M. Laffitte et son cabinet s'affaissaient de jour en jour sous le poids de cette situation. En vain, pour les affaires extérieures, l'influence du Roi prévalait, en définitive, dans le Conseil; en vain le général Sébastiani et M. de Montalivet s'efforçaient de pratiquer la politique d'ordre et de résistance; c'était toujours dans les rangs de la politique de mouvement ou de laisser-aller que M. Laffitte avait ses habitudes et ses amis. Par indécision, par indiscrétion, par mobilité, par faiblesse, il se livrait à eux, même quand il n'agissait pas selon leur avis et leur désir.

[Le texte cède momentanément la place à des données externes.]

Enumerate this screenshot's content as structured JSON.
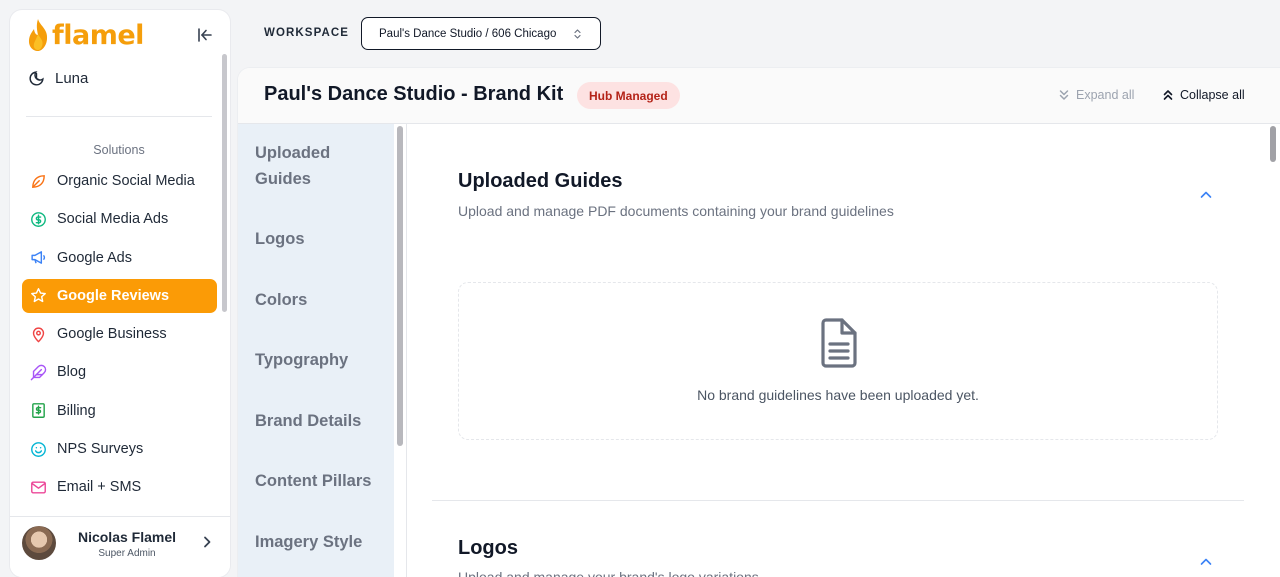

Aussi l'unité, l'esprit de suite, l'autorité, l'efficacité manquaient absolument au cabinet. Les Chambres inquiètes le traitaient tantôt avec ces ménagements, tantôt avec ce mécontentement dédaigneux qu'inspire un pouvoir hors d'état de suffire à sa mission, et qu'on n'a nul goût à soutenir quoiqu'on hésite à le renverser. Et le public ne portait à l'administration de M. Laffitte pas plus de confiance que les Chambres, les hommes d'affaires pas plus que les diplomates; les intérêts privés en souffraient autant que les intérêts publics; la propriété s'inquiétait; le commerce et l'industrie étaient en proie à la perturbation et à la langueur; le désordre envahissait les finances comme les rues; la sécurité et l'avenir manquaient aux simples citoyens comme à l'État.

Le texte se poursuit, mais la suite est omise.